In [1]:
import keras
keras.__version__

Using TensorFlow backend.


'2.2.0'

In [2]:
import pandas as pd
import re
from keras.models import Sequential
from keras.layers import Dense, Activation
from keras.layers import LSTM
from keras.preprocessing.text import Tokenizer
from keras.preprocessing.sequence import pad_sequences
from keras.layers import Embedding
import gensim

In [3]:
train = pd.read_csv('train_data.csv')
valid = pd.read_csv('validation_data.csv')
test = pd.read_csv('test_data.csv')
body = pd.read_csv('article_body_texts.csv')
train['class'] = train['Stance'].map({'agree':0, 'disagree':1, 'discuss':2, 'unrelated':3})
valid['class'] = valid['Stance'].map({'agree':0, 'disagree':1, 'discuss':2, 'unrelated':3})

body['articleBody'] = body['articleBody'].str.lower()
test['Headline'] = test['Headline'].str.lower()
valid['Headline'] = valid['Headline'].str.lower()
train['Headline'] = train['Headline'].str.lower()


body['articleBody'] = body['articleBody'].apply((lambda x: re.sub('[^a-zA-z0-9\\s]',' ',x)))
train['Headline'] = train['Headline'].apply((lambda x: re.sub('[^a-zA-z0-9\\s]',' ',x)))
valid['Headline'] = valid['Headline'].apply((lambda x: re.sub('[^a-zA-z0-9\\s]',' ',x)))
test['Headline'] = test['Headline'].apply((lambda x: re.sub('[^a-zA-z0-9\\s]',' ',x)))

body["articleBody"] = body['articleBody'].str.replace('[^\w\s]',' ')
test["Headline"] = test['Headline'].str.replace('[^\w\s]',' ')
valid["Headline"] = valid['Headline'].str.replace('[^\w\s]',' ')
train["Headline"] = train['Headline'].str.replace('[^\w\s]',' ')


full_train = pd.merge(train, body, on='Body ID')
full_valid = pd.merge(valid, body, on = 'Body ID')
full_test = pd.merge(test, body, on='Body ID')

In [4]:
full_data = full_train.append([full_valid, full_test])

of pandas will change to not sort by default.

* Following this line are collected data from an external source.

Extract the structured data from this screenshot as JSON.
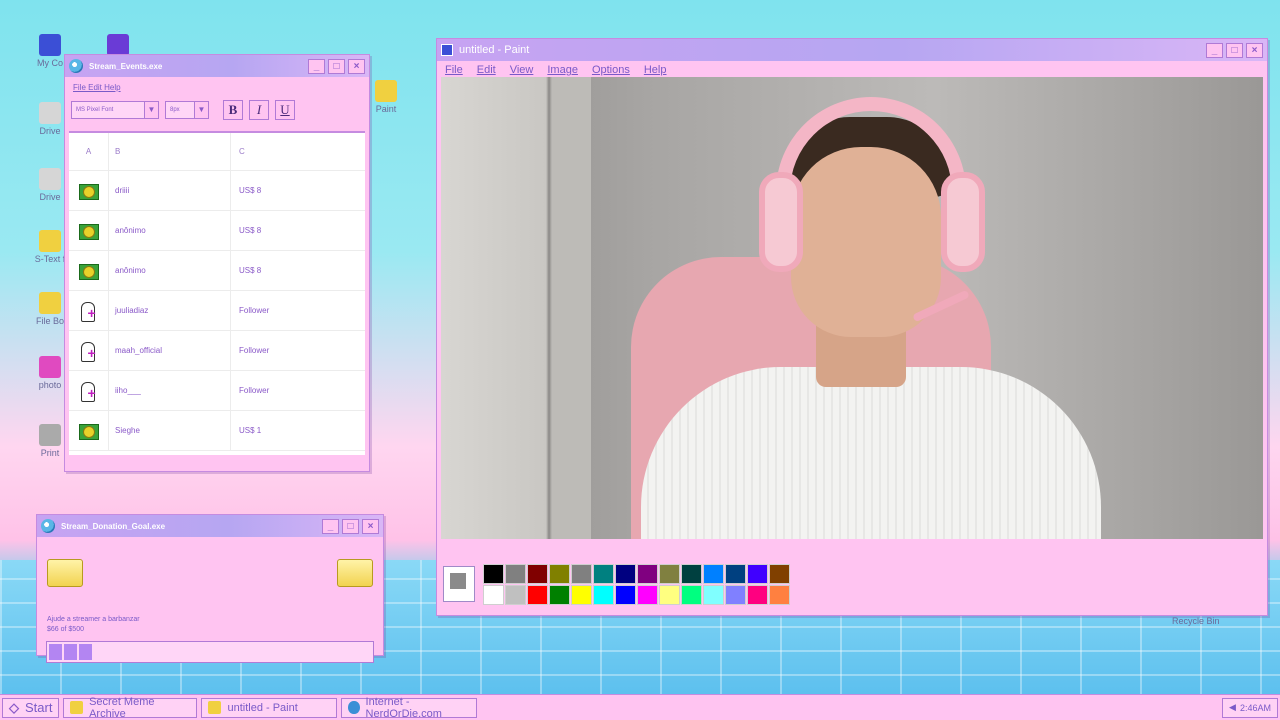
{
  "desktop": {
    "icons": [
      {
        "label": "My Co",
        "color": "#3b4fd6"
      },
      {
        "label": "",
        "color": "#6a3bd6"
      },
      {
        "label": "Drive",
        "color": "#d6d6d6"
      },
      {
        "label": "Drive",
        "color": "#d6d6d6"
      },
      {
        "label": "S-Text f",
        "color": "#f0d040"
      },
      {
        "label": "File Bo",
        "color": "#f0d040"
      },
      {
        "label": "photo",
        "color": "#e04ac0"
      },
      {
        "label": "Print",
        "color": "#aaaaaa"
      },
      {
        "label": "Paint",
        "color": "#f0d040"
      }
    ],
    "recycle_bin": "Recycle Bin"
  },
  "events_window": {
    "title": "Stream_Events.exe",
    "menu": "File Edit Help",
    "font_select": "MS Pixel Font",
    "size_select": "8px",
    "bold": "B",
    "italic": "I",
    "underline": "U",
    "columns": [
      "A",
      "B",
      "C"
    ],
    "rows": [
      {
        "type": "money",
        "name": "driiii",
        "value": "US$ 8"
      },
      {
        "type": "money",
        "name": "anônimo",
        "value": "US$ 8"
      },
      {
        "type": "money",
        "name": "anônimo",
        "value": "US$ 8"
      },
      {
        "type": "follow",
        "name": "juuliadiaz",
        "value": "Follower"
      },
      {
        "type": "follow",
        "name": "maah_official",
        "value": "Follower"
      },
      {
        "type": "follow",
        "name": "iiho___",
        "value": "Follower"
      },
      {
        "type": "money",
        "name": "Sieghe",
        "value": "US$ 1"
      }
    ]
  },
  "goal_window": {
    "title": "Stream_Donation_Goal.exe",
    "description": "Ajude a streamer a barbanzar",
    "progress_text": "$66 of $500",
    "progress": 0.132
  },
  "paint_window": {
    "title": "untitled - Paint",
    "menu": [
      "File",
      "Edit",
      "View",
      "Image",
      "Options",
      "Help"
    ],
    "palette": [
      "#000000",
      "#808080",
      "#800000",
      "#808000",
      "#808080",
      "#008080",
      "#000080",
      "#800080",
      "#808040",
      "#004040",
      "#0080ff",
      "#004080",
      "#4000ff",
      "#804000",
      "#ffffff",
      "#c0c0c0",
      "#ff0000",
      "#008000",
      "#ffff00",
      "#00ffff",
      "#0000ff",
      "#ff00ff",
      "#ffff80",
      "#00ff80",
      "#80ffff",
      "#8080ff",
      "#ff0080",
      "#ff8040"
    ]
  },
  "taskbar": {
    "start": "Start",
    "items": [
      "Secret Meme Archive",
      "untitled - Paint",
      "Internet - NerdOrDie.com"
    ],
    "clock": "2:46AM"
  }
}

To accept the future behavior, pass 'sort=False'.


  sort=sort)


In [5]:
%%time
from nltk.tokenize import word_tokenize
question_list = list(full_data['Headline'])# + list(full_data['articleBody'])
question_list = [' '.join(word_tokenize(q)[:17]) for q in question_list]

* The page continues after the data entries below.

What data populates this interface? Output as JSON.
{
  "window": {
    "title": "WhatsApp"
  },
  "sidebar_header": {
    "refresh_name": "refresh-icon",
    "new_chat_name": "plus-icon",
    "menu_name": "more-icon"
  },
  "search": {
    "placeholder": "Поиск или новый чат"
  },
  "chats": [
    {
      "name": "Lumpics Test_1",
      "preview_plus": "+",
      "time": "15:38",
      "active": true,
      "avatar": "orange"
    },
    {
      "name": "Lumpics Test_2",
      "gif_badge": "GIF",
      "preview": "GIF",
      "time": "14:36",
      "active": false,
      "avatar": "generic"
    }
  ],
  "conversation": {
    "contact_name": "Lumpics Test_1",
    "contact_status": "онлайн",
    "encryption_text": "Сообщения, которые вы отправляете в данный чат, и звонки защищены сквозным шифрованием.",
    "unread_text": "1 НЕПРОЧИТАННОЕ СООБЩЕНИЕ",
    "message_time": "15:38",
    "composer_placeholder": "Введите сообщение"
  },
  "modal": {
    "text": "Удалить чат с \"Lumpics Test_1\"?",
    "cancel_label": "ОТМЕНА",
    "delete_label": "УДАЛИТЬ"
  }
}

CPU times: user 10.7 s, sys: 39 ms, total: 10.7 s
Wall time: 11 s


In [6]:
%%time
body_list = list(full_data["articleBody"])
body_list = [' '.join(word_tokenize(q)[:685]) for q in body_list]

CPU times: user 2min 4s, sys: 231 ms, total: 2min 4s
Wall time: 2min 8s


In [7]:
whole_list = question_list + body_list

In [8]:
# Filters - removed '?' 
tokenizer = Tokenizer(num_words=30000, filters='!"#$%&()*+,-./:;<=>@[\\]^_`{|}~\t\n') 
tokenizer.fit_on_texts(whole_list)

print("Number of words in vocabulary:", len(tokenizer.word_index))

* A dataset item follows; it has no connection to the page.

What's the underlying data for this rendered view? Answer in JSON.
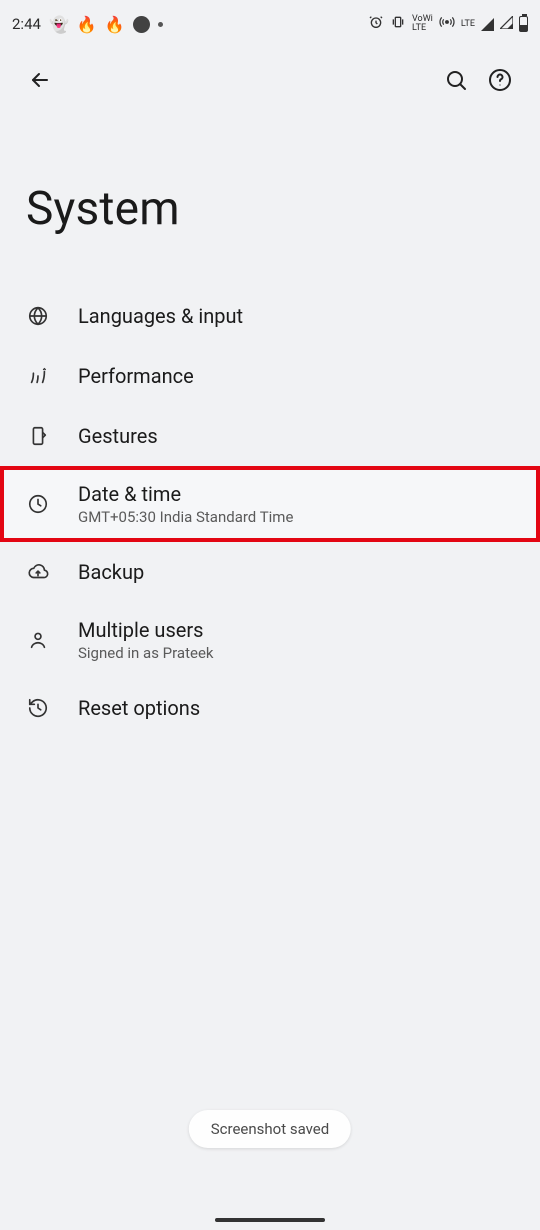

Number of words in vocabulary: 27451


In [9]:
word_index = {k: v for k, v in tokenizer.word_index.items() if v < 30000}
idx_to_word = dict((v,k) for k,v in word_index.items())

In [10]:
X = tokenizer.texts_to_sequences(whole_list)
X = pad_sequences(X, padding='post', truncating='post')

In [11]:
X_headline = X[:len(X)//2]
X_article = X[len(X)//2:]

In [12]:
X_train_headline = X_headline[:len(full_train)]
X_valid_headline = X_headline[len(full_train):len(full_train) + len(full_valid)]
X_test_headline = X_headline[len(full_train) + len(full_valid):]

In [13]:
X_train_article = X_article[:len(full_train)]
X_valid_article = X_article[len(full_train):len(full_train) + len(full_valid)]
X_test_article = X_article[len(full_train) + len(full_valid):]

In [14]:
X_train_article.shape

(66677, 695)

In [16]:
import numpy as np
embeddings = {}
EMB_DIR = 'glove.6B.300d.txt.word2vec'
f = open(EMB_DIR)
for line in f:
    values = line.split()
    word = values[0]
    vector = np.asarray(values[1:], dtype='float32')
    embeddings[word] = vector
f.close()

In [18]:
import numpy as np
embeddings_matrix = np.random.uniform(-0.25, 0.25, size=(len(word_index)+1, 300))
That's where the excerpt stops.